Legal Requirements for Redistricting
There are a number of legal criteria that any redistricting plan must meet, and the plan that is adopted by the Board of Supervisors also must be approved by the U.S. Justice Department.
There are three basic requirements that any redistricting plan must satisfy:
Equal Representation: As nearly as possible, electoral districts
must meet state and federal “one person, one vote” requirements. This
means that the population between districts must be as equal as
possible within a 10 percent deviation or less.
Contiguous, Compact Districts: The state constitution says that
election districts “shall be composed of contiguous and compact
territory.” Contiguous means that a district must be composed of one
geographic area and not two or more separate pieces, although
reasonable exceptions are allowed.

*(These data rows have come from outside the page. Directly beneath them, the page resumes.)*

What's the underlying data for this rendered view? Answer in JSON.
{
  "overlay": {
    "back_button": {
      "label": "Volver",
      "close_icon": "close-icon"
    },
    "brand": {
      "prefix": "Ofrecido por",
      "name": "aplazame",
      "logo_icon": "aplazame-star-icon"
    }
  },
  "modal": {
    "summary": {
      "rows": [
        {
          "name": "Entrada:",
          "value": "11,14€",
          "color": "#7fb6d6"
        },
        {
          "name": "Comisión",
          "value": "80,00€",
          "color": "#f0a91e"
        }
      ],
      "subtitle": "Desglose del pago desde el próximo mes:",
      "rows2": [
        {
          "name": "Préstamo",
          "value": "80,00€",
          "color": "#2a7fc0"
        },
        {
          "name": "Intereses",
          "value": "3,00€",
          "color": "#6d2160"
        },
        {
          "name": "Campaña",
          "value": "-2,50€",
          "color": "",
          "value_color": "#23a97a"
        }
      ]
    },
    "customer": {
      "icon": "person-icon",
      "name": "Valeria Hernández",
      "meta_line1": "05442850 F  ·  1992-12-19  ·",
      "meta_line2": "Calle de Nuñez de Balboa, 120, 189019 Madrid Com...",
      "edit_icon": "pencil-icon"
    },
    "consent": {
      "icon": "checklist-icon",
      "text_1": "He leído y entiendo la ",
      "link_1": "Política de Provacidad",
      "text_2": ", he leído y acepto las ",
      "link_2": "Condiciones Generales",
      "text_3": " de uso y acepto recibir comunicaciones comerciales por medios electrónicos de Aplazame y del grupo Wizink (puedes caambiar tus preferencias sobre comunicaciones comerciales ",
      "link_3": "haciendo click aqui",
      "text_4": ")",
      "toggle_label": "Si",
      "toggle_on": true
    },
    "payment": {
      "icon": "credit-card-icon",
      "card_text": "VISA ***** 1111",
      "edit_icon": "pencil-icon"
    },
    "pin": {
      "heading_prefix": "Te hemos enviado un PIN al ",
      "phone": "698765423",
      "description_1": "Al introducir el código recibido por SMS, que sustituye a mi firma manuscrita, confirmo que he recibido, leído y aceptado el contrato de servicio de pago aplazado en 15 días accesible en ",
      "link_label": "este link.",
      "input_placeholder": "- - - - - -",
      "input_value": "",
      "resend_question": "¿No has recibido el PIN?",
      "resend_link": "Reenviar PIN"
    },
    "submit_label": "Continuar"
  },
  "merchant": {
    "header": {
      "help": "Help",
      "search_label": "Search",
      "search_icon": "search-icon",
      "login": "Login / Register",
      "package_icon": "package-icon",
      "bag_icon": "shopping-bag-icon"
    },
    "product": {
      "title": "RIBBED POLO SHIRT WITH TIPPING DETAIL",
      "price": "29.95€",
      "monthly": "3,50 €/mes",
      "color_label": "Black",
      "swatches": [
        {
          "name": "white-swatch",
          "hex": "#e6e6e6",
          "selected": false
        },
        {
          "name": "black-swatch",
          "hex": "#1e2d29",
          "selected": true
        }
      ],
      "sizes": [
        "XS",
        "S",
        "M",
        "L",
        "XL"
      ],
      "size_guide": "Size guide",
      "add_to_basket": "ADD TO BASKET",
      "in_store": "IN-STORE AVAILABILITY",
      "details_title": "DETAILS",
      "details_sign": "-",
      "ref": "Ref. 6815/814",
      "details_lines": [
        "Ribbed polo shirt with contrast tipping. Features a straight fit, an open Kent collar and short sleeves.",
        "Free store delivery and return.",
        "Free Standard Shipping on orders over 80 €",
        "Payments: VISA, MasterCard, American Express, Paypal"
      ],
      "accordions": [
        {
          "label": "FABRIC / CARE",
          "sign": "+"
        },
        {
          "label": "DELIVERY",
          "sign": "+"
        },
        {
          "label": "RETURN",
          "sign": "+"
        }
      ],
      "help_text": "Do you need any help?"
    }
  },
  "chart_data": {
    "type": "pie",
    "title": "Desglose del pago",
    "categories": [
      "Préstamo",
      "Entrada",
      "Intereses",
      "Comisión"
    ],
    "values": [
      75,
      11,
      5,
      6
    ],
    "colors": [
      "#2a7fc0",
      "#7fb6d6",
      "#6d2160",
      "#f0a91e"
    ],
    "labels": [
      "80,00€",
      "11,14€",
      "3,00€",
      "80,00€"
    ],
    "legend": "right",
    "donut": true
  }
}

The requirement for reasonably
compact districts means that irregularly shaped districts should be
avoided. However, the courts have given legislative bodies wide
latitude in determining whether a district is considered compact.
Traditional Redistricting Principles: The U.S. Supreme Court
considers the following as traditional principles, and plans must make
a good-faith effort to follow them:
- Preservation of political boundaries (eg. town boundaries)
- Preservation of communities of interest
- Preservation of cores of prior districts
- Protect of incumbents
In addition to these three principle requirements, any redistricting plan must comply with the Voting Rights Act of 1965. This act prohibits discriminating against the voting rights of racial or language minorities, and it requires the U.S. Department of Justice to approve Fairfax County’s redistricting plan.